The open-plan office was supposed to be the future. Tech companies tore down walls, removed cubicles, and created sprawling spaces where collaboration could happen spontaneously. Executives praised the transparency and energy of these designs. But something unexpected happened along the way: people started craving walls again.
Walk into any major tech company today, and you’ll notice something curious. Scattered throughout those vast open floors are small, enclosed spaces that look almost like phone booths from another era. These aren’t nostalgic decorations. They’re the solution to a problem that took years to fully understand.
The Promise That Didn’t Deliver
Open-plan offices were built on an appealing theory. Remove barriers between people, and you remove barriers between ideas. Conversations would flow naturally. Teams would bond effortlessly. Innovation would accelerate simply because everyone could see and hear each other working.
The reality proved more complicated. While spontaneous conversations did increase, so did constant interruptions. Background noise became a persistent companion to every task. Private phone calls required walking outside or hiding in stairwells. Deep work became nearly impossible during normal office hours. Employee surveys began revealing what managers didn’t want to hear: people were exhausted and distracted.
The Quiet Counter-Revolution
Rather than admit defeat and rebuild walls everywhere, companies found a middle path. They began installing small, soundproof enclosures throughout their offices. These spaces offer something the open plan couldn’t: the ability to choose your environment based on what your work requires at any given moment.
Need to join a video call without disturbing your neighbors? Step into one of these booths. Working on a complex problem that requires uninterrupted thought? Claim a quiet space for an hour. Having a sensitive conversation with a colleague or manager? These rooms provide the privacy that used to come standard with offices.
Why This Matters Beyond Comfort
The shift toward these enclosed spaces represents more than just a correction to an architectural mistake. It reflects a deeper understanding of how different types of work require different environments. Creative brainstorming might thrive in an open setting, but analytical problem-solving often needs quiet. Sales calls require privacy, while casual team lunches benefit from social energy.
Acoustic Booths have become physical manifestations of a more mature workplace philosophy: one that acknowledges human needs vary throughout the day and across different tasks. The best office isn’t one that forces everyone into the same environment all the time.
The Technology Connection
Tech companies, ironically, were among the slowest to recognize this need despite being the biggest proponents of open plans. Perhaps this makes sense. The industry’s focus on disruption and innovation sometimes leads to overcorrecting away from traditional structures without fully considering what was lost.

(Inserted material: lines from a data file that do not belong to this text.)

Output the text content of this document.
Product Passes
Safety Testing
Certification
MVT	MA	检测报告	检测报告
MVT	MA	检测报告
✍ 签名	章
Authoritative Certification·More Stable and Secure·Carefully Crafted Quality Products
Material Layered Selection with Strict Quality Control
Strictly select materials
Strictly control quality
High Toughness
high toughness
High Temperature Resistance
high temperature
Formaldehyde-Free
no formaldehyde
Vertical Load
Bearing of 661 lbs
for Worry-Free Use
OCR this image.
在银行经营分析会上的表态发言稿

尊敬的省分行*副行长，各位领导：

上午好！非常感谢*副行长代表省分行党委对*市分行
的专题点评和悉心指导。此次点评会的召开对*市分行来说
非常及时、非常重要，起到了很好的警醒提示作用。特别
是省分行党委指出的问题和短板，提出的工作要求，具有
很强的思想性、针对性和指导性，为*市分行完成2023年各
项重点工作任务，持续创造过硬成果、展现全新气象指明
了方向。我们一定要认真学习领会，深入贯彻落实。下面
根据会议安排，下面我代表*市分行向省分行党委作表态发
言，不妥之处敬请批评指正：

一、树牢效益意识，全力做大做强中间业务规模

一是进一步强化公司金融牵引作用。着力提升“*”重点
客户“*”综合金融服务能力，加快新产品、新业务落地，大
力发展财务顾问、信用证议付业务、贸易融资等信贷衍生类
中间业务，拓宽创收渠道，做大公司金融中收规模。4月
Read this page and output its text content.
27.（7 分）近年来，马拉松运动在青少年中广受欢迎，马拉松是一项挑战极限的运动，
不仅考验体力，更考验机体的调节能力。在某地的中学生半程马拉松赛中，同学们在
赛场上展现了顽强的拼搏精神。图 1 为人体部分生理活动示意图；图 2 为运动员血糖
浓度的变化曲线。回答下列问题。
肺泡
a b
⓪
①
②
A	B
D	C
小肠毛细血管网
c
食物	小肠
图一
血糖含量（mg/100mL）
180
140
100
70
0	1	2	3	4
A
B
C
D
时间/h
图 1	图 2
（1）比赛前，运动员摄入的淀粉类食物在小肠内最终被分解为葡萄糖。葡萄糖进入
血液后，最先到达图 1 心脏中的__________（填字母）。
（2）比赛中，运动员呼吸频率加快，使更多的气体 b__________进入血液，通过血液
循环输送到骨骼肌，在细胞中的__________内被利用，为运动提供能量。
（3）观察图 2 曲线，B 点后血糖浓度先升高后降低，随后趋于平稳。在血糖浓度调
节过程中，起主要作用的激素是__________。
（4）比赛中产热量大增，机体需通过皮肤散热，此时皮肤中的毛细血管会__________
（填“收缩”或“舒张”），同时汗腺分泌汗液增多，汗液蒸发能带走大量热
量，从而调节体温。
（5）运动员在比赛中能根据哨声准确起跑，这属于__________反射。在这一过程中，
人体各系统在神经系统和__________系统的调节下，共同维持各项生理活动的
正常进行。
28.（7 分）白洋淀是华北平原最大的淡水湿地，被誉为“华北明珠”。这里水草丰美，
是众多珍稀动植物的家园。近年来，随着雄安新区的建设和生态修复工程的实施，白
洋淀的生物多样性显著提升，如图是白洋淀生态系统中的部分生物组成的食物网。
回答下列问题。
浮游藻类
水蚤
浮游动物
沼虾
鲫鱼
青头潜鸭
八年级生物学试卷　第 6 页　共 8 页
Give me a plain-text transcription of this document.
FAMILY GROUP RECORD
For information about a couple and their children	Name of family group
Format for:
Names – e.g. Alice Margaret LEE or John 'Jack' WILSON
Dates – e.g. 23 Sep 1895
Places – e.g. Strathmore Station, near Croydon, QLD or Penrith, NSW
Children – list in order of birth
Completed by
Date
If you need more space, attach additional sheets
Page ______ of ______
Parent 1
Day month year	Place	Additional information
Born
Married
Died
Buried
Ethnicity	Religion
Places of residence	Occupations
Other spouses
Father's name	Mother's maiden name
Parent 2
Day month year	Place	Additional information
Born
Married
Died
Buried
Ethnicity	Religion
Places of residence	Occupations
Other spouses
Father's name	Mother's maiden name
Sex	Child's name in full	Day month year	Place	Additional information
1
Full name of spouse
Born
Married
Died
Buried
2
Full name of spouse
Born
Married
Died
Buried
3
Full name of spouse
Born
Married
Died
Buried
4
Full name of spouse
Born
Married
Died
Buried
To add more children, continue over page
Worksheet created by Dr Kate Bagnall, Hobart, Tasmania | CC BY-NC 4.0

Now, these same companies are leading the charge in the opposite direction. They’re not returning to private offices for everyone, but they’re creating flexibility within open spaces. The result is a hybrid environment where people can move between collaborative and focused settings as their work demands.
What This Means for the Future
The proliferation of these small, quiet spaces suggests that the future of office design isn’t about choosing between open or closed, collaborative or focused. It’s about providing options. Employees increasingly expect workplaces that adapt to their needs rather than forcing them to adapt to rigid spatial arrangements.
This shift also hints at a broader trend: companies recognizing that productivity isn’t just about bringing people together physically. It’s about giving them the tools and environments they need to do their best work, whether that means collaboration spaces, quiet zones, or the flexibility to choose between them.
The rebellion against open-plan offices isn’t really a rebellion at all. It’s an evolution toward something more thoughtful and human-centered than what came before.